Heck, if there’s money in it, I’ll admit it, too. I’m a lesbian. Bon voyage!
Though Phil is correct in implying there’s something screwy about such an announcement having a corporate sponsor (in this case, Olivia Cruises), surely Mr. Integrity can acknowledge that Swoopes is waving goodbye to any number of other endorsement opportunities?
And besides, Fred Smoot already turned the gig down.
Hall Of Famer Al Lopez passed away this weekend at the age of 97. Lopez wore the tools of ignorance in some 1918 games, a record that stood for more than 40 years.
As a manager, Lopez led the ’54 Indians and ’59 White Sox to American League pennants. The former club won 111 games in the regular season before losing to Willie Mays’ New York Giants in the World Series.
You don’t have to be Vincent Gallo or Leah Archibald to know that Buffalo’s 21-16 loss to the Patriots on Sunday barely registers on the Bills’ list of All-Time Chokes. Just the same, Bills fans can take the following away from the experience :
a) you had a banged-up, beatable New England squad on the ropes, and couldn’t get the job done.
b) On 4th and 7 with 2:03 left and trailing by 5, maybe Kelly Holcomb has to thrown the ball further down the field?
c) YOU JUST GOT BEAT BY A STROKE VICTIM
Now that a not-so-good Oklahoma team has beaten Nebraska in Lincoln for the first time in 18 years, what better time to decide if the overstressed Bill Callahan was making a throat-slash gesture or merely scratching his own neck? (link courtesy View From A Zoo).
The above headline does not refer to the Eagles’ Donovan, who came out on the short end of a 49-21 decision to the Broncos Sunday afternoon. Instead, I pay homage to the Austin Ice Bats’ veteran F John McNabb (above), whose 2 goals —- one on a nifty breakaway, another on a 3rd period powerplay — helped the local CHL side get off the schneid with a come from behind 5-4 win over Lubbock, their first of the season.
Trailing 4-1 entering the 3rd, 4 unanswered goals in an 18 minute span improved the Ice Bats’ record to 1-4, this after being outscored 12-4 in the weekend’s previous losses to Bossier-Shreveport and Rio Grande.

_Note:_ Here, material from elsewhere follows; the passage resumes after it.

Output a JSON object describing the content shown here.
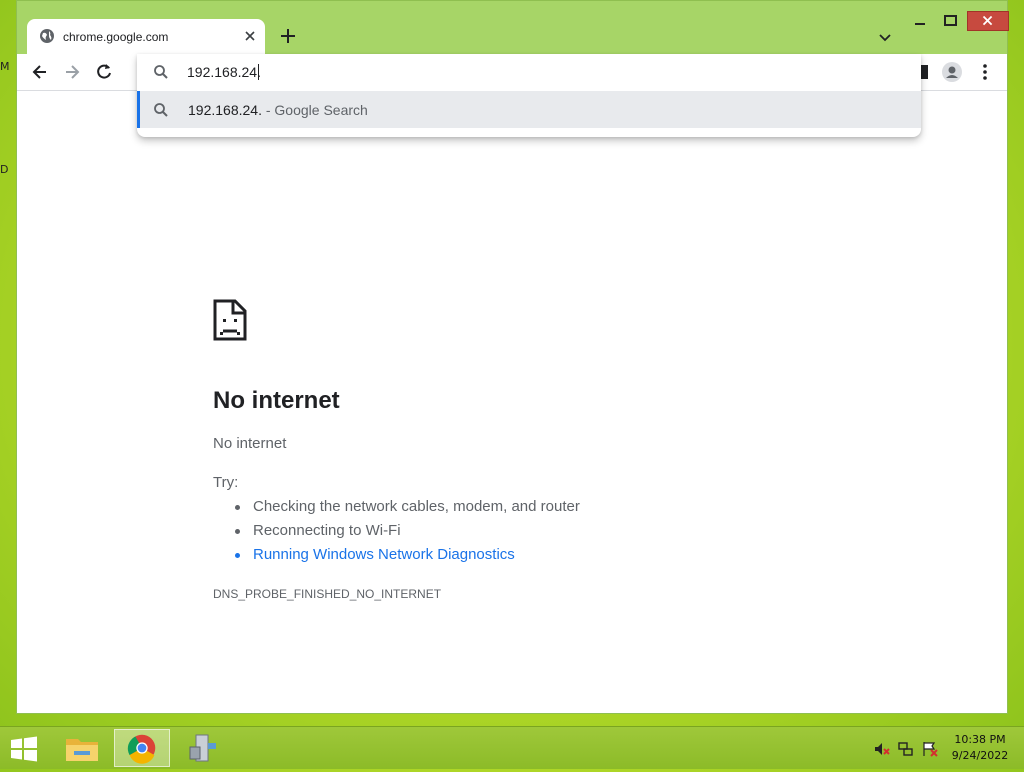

If I’m ever again tempted to refer to the likes of Shea Stadium or Brentford’s Griffin Park as “charmless”, I need only compare either venue to the sparsely populated Travis County Exhibition Center (which in all fairness, has to be a far more happening joint for non-matinees and/or motocross. I’m not actually sure about the motocross, but Lt. Dangle isn’t returning my calls). However, Ice Bats management are doing their very best to improve the ambience and if the heavy rotation of Local H and Sponge wasn’t enough to keep hockey neophytes entertained, they could also enjoy the smooth between-periods stylings of the Concordia University Jazz Ensemble. John Coltrane, Albert Ayler, Cecil Taylor, Art Ensemble Of Chicago, Thelonious Monk, Ornette Coleman, Don Cherry, Pharoah Sanders, etc. move the fuck over. I’ve heard the CUJE’s version of the “Peter Gunn” theme and everything I thought I knew about life and love, never mind music, was wrong, wrong, wrong.
Not having spent a moment in Frank McCourt’s company, I can only speculate as to whether or not Tommy Lasorda has been whispering in the Dodger owner’s ear. Though some of you seem pretty certain that’s exactly what has been going on in the wake of Paul DePodesta’s sudden firing.
Though I wouldn’t ordinarily recommend checking out Lasorda’s blog at MLB.com (Tommy needs a new ghostwriter even more than Bill Romanowski), some of the reader comments that have gone up in the past two days are priceless, in their own special way.
You wouldn’t have anything to do with DePodesta’s dumping, would you? I remember how big you were on loyalty, when did that change? You had a couple of bad years (remember 1992? I sure do), thank goodness your owner wasn’t so fickle.
Posted by: firstname.lastname@example.org | October 29, 2005 02:51 PM
Screw you Tommy. And screw Bobby Valentine while you’re at it. They should have kicked your old antiquated carcass out to the curb when they had the chance. Now you’re going to run this organization you claim to love into the ground. I can’t wait for the next Shaw-for-Konerko stroke of genius. You and McCourt can go to **** as far as I’m concerned.
Posted by: email@example.com | October 29, 2005 02:53 PM
I’ve always had affection for you. You’ve obviously suddenly gained great influence over the future direction of the Dodger franchise. The McCourts have demonstrated nothing but sheer ignorance and vanity in how they approach running the team, so your role is crucial.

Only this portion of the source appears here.